Küçük bir not: Girişteki alıntıya, Süreyyya Evren’in Postmodernizm ve Anarşizm başlıklı yazısında rastlamıştım. Aynı metnin bir başka yerinde, şöyle diyordu Evren: “Hem iyi hem de kötü niyetliler soruyor: Nereden çıktı bu postmodernizm ve niçin? Entelektüel egzersiz yapmak için Avrupa’dan getirilmiş bir ağırlık mı yoksa? Değil efendiler o da değil. Postmodernizmi, şarlatanlık adlı bir sepete koyup iktidarın nehrine terk etmeyin. Türkiye’de özgürlükçü bir sol yetişecekse postmodernizmin tarlalarında yetişir ancak.” Peki, aynı zorunluluk, Türkiye’deki sağ için de, yâni milliyetçi, muhafazakâr ve İslâmcı akımlar için de bağlayıcı değil mi? Elbette öyle, özellikle de liberal demokratik, barışçı bir ortak politik dilin kurulmasını amaçlıyorsak… Tıpkı klasik, köktenci sol gibi, postmodern eleştiriden payına düşeni almayan klasik, köktenci sağ da, Türkiye’nin başına belâdır, zira o da ayrımcıdır ve siyasal şiddete son derece eğilimlidir. Ki, zaten bugünkü Türkiye’de de, soldan ziyade sağdan, banal sağcılığın biçimlendirdiği ‘yerli ve millî’ toplumsal yapıdan şikâyetçiyiz. Bu nedenle, aşağıdaki denemeyi de, bilhassa sağcıların -er ya da geç- dikkate alacağını ‘ümit ederek’ kaleme aldığımı belirtmek isterim. Umutsuz yazılmıyor.
***
Okuyucuları anımsar: Üç aylık düşünce dergisi Cogito’nun, 2002 yılında yayımlanan otuz birinci sayısının dosya konusu, şöyle bir soruyla çerçevelenmişti: “Entelektüeller Gerekli mi?” Cogito’nun bu kışkırtıcı sorusuna, bir sözcük daha ekleyip, postmodern durum dâhilinde yanıt aramak istiyorum: Entelektüeller artık gerekli mi?
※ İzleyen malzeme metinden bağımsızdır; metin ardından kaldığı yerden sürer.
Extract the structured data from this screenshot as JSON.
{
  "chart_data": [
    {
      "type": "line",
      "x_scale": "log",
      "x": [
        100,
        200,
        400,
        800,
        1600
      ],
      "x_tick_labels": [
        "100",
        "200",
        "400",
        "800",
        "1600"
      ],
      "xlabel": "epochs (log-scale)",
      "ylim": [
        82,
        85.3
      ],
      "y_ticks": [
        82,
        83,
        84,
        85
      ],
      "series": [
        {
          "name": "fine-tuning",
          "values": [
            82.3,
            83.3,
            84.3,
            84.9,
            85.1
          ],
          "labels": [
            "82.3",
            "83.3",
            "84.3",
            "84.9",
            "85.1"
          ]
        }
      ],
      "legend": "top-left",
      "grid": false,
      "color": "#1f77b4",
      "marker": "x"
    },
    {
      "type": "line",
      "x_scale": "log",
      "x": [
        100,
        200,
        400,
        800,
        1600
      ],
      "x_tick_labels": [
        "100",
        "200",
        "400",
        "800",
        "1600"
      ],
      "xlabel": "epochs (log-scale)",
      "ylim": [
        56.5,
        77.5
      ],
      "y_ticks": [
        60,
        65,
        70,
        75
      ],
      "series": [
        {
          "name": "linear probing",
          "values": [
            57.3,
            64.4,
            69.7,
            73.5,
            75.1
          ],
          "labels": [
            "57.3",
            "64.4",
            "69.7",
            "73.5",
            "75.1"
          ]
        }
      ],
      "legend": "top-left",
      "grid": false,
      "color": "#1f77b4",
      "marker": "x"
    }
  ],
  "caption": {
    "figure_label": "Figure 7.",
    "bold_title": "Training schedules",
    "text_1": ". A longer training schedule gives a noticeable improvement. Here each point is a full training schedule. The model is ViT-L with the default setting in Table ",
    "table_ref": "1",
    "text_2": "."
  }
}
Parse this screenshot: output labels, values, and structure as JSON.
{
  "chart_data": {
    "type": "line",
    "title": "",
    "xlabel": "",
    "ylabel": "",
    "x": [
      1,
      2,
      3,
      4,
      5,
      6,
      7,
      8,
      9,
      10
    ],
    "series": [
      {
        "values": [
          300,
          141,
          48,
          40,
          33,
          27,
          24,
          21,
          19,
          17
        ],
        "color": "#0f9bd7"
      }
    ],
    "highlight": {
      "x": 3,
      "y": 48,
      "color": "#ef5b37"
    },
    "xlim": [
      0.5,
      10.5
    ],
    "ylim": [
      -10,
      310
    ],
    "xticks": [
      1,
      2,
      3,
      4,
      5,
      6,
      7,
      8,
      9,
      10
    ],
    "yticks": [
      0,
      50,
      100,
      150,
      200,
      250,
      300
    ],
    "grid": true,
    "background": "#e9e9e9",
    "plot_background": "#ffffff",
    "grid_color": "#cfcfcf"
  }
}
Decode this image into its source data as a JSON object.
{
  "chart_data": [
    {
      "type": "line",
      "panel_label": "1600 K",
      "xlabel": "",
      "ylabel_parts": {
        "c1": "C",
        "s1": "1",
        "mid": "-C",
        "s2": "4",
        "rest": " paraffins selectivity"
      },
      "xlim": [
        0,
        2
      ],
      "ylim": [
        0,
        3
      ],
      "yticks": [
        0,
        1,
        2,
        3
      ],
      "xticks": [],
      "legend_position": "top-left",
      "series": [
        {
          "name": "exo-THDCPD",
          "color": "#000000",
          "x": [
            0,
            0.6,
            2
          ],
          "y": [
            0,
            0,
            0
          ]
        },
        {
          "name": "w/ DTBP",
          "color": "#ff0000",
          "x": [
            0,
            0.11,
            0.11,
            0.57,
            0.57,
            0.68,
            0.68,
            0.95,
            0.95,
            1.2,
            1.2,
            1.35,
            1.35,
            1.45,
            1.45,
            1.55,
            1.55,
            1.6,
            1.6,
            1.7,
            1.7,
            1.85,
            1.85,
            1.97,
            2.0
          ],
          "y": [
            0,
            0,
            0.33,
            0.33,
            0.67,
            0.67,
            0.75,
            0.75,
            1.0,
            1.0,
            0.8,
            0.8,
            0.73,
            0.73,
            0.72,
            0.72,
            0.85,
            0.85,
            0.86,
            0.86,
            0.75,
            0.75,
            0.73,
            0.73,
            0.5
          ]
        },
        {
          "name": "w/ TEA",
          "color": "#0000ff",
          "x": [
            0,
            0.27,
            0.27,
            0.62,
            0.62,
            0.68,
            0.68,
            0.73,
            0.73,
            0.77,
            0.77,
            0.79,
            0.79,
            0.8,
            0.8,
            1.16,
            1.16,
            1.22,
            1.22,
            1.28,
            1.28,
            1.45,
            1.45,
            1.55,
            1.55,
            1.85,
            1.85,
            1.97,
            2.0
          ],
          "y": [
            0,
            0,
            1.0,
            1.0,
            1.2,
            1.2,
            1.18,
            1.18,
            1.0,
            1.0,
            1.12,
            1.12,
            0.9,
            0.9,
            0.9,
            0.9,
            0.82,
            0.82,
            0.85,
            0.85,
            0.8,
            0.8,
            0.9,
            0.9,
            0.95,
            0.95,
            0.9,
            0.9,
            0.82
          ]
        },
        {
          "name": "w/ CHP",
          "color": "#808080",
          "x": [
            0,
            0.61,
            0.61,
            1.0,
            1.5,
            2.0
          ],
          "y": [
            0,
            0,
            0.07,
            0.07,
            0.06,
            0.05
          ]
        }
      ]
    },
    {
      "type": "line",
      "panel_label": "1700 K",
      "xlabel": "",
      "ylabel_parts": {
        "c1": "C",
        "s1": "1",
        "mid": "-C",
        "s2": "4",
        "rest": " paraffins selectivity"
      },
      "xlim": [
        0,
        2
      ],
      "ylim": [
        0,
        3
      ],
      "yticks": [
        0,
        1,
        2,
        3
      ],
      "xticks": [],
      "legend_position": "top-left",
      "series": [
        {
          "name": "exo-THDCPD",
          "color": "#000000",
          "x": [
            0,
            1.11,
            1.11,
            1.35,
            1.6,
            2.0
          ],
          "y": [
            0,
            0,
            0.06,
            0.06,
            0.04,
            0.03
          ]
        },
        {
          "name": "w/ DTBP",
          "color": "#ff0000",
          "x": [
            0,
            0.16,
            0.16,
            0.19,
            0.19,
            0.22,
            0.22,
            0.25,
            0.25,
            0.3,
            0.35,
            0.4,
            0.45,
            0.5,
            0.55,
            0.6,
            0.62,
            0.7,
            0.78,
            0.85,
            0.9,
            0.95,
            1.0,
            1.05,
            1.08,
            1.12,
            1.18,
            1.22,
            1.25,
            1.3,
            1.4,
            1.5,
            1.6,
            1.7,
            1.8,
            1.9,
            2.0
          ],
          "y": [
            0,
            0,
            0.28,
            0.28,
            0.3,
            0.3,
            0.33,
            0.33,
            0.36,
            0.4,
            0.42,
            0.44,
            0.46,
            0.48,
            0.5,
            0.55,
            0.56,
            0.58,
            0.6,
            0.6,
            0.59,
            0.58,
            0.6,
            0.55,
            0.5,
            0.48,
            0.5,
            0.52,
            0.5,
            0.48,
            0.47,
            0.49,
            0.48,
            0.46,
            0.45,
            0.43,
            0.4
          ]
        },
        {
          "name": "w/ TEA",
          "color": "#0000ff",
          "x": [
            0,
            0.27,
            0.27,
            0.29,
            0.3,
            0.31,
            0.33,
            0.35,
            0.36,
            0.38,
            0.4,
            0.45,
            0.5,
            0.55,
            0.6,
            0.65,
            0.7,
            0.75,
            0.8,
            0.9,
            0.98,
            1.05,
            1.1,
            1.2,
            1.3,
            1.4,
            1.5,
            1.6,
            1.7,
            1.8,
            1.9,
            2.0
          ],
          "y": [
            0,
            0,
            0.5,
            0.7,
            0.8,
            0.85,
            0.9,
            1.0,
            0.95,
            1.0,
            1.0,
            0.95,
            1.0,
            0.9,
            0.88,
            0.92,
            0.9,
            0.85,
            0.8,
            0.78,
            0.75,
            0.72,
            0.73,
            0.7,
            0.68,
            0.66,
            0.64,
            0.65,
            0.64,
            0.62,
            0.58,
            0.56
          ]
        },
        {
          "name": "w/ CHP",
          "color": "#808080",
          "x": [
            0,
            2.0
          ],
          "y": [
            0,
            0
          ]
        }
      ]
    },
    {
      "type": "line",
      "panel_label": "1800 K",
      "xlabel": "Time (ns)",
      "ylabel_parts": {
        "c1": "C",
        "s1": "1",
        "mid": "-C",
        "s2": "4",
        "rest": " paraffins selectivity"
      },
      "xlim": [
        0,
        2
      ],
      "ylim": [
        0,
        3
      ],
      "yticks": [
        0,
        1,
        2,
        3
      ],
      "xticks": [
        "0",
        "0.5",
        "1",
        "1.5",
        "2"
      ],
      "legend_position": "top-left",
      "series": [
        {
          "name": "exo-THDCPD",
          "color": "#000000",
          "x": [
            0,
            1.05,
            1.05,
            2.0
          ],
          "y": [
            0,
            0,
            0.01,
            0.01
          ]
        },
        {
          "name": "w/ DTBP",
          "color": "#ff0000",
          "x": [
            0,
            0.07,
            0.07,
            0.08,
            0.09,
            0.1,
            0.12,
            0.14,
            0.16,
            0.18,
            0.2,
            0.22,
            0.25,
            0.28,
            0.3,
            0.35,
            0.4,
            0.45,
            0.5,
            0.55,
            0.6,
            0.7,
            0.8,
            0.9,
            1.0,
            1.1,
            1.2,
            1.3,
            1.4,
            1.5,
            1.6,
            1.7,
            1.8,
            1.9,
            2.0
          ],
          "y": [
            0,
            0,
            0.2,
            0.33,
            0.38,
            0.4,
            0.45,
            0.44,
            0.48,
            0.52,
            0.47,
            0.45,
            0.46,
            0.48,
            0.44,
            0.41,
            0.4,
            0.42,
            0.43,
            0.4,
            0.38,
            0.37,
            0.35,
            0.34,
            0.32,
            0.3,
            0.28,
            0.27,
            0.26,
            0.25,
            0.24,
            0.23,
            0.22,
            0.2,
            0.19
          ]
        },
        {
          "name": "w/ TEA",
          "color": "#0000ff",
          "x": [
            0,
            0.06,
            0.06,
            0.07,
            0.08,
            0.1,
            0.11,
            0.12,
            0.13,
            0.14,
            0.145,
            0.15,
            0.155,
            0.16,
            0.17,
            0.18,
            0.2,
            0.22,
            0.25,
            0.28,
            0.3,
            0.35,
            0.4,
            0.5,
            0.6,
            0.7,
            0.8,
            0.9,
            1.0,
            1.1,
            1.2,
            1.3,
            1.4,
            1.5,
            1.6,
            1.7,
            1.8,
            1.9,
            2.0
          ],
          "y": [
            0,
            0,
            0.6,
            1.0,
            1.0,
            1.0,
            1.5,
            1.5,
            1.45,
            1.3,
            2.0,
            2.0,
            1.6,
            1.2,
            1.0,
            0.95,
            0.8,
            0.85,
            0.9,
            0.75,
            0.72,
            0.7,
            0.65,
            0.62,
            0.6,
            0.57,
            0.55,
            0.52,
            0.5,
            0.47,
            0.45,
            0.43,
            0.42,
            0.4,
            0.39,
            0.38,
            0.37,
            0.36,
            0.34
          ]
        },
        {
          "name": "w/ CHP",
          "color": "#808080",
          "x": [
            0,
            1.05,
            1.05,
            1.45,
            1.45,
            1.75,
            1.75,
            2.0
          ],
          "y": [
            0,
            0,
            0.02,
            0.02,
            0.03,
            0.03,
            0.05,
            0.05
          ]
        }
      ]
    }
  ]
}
Öncelikle şu iki temel öğenin içeriğini sınırlandırayım: ‘Entelektüel’ ve ‘Postmodern durum’. ‘Entelektüel’ sözcüğünü, en geniş, en gösterişsiz, yâni ‘fikir sorunlarına ilgili, duyarlı özne’ anlamıyla kullanıyorum. Amacım, entelektüelliğin kimliksel özünü tartışmak değil çünkü. ‘Postmodern durum’ ise, kurumsal dinlerin, ideolojilerin, ütopyaların, felsefî sistemlerin, kısacası bütün büyük anlatıların, topyekûn kurtuluş vaatlerinin modern durumdaki değerlerini, büyülerini yitirdikleri, yerlerinden edildikleri, ya da popüler -ve abartılı- bir deyişle sonlandıkları, öldükleri duruma işaret ediyor, ‘zihinsel’ bir duruma. (Metin boyunca, kavramsal enflasyonu önlemek için, bir önceki cümlede sıraladığım bütün dizgesel düşünce biçimlerini temsilen ‘ideoloji’ sözcüğünü kullanacağım.) Bu sınırlı içeriklerden hareketle, ‘artık’ sözcüğünü de açarak, ilk paragrafın bitimindeki soruyu şöyle yineleyebilirim: Postmodern durumda, diğer bir ifâdeyle, dizgesel düşünce üretimine itibar edilmeyen, HAKİKATsiz bir dünyada, entelektüeller gerekli mi?